The app package defines three public classes:

  • Application
    • Represents (wraps) a backend application
    • Has method use to select the backend.
    • Has methods run, quit, process_events.
    • Has property native to obtain the backend application object.
  • Canvas
    • Represents (wraps) a single widget or window.
    • Can be subclassed or used as-is.
    • Has user-modifiable hooks for window-system and input events: initialize, resize, paint, mouse, keyboard, etc.
    • Provides basic widget/window interaction: show(), update(), resize(), close()
    • Has a native attribute which points to the backend widget object.
  • Timer
    • Represents (wraps) a backend timer.
    • Provides methods start and stop, and properties running, interval.
    • Has an timeout event emitter (or is it events.timeout?)

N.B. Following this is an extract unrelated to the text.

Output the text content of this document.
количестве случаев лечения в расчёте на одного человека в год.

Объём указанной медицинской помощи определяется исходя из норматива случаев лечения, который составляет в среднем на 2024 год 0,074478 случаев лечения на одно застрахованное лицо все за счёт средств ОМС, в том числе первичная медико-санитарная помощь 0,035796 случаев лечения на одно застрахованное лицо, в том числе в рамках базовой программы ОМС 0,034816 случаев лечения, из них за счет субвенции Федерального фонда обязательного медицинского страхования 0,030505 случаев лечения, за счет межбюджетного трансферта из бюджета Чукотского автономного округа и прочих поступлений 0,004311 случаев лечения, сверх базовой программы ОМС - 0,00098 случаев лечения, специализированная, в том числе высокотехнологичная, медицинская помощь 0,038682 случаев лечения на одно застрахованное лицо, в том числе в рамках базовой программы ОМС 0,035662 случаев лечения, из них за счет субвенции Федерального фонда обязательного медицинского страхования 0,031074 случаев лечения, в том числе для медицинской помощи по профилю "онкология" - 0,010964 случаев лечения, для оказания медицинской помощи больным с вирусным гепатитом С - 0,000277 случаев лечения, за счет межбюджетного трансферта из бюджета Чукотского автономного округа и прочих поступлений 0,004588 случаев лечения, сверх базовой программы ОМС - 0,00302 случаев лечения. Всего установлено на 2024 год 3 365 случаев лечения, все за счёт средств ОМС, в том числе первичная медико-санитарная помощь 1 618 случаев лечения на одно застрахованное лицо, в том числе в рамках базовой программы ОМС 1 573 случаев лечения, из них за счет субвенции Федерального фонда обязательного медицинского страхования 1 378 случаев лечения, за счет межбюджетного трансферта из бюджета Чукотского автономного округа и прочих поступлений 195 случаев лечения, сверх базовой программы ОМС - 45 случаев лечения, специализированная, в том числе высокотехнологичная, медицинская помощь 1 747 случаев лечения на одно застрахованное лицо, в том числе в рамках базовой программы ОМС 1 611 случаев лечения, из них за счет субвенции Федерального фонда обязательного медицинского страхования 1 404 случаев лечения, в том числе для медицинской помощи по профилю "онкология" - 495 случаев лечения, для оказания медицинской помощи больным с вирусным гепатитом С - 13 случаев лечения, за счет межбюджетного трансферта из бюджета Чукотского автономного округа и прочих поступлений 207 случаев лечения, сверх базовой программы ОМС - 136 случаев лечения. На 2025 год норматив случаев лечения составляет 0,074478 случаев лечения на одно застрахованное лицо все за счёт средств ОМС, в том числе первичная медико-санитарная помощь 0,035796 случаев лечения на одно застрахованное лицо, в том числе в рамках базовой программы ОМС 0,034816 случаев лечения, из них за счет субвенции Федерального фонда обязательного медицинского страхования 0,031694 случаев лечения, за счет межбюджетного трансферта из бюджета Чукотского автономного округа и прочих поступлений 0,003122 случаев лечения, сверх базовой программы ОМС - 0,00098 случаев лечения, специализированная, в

When vispy.app is imported, a default Application instance is created. The package further contains a few functions that hook into this default app object: use, run, quit, process_events. This makes usage very simple when only one application is required (>95% of cases).

Example use cases

Example 1:

from vispy import app
class MyCanvas(app.Canvas):
   def on_paint(self):
       ...
 canvas = MyCanvas()
 app.run()

Example 2:

from vispy import app
app.use('qt')  # Select Qt as the backend

canvas = app.Canvas()
canvas.resize(500, 500)
canvas.show() 

@canvas.events.paint.connect
def paint(event):
    glClear(GL_COLOR_BUFFER_BIT)
    . . .

@canvas.events.mouse_press.connect
def mouse_event(event):        
    print("clicked at:", event.pos)

app.run()  ## start event loop

Backends

For each of the three classes mentioned above, there is a corresponding Backend class. Backends are required to mix these classes with the native backend application/widget/timer (or wrap it). These backend classes thus provide an abstraction layer that translates the backend-specific API's to vispy' generic API.

To implement a backend, all stub methods of ApplicationBackend, CanvasBackend, and TimerBackend must be implemented, and all required events should be emitted from the corresponding EventEmitters.

This approach makes it possible to subclass Canvas (and Application and Timer), enabling very easy creation of small applications.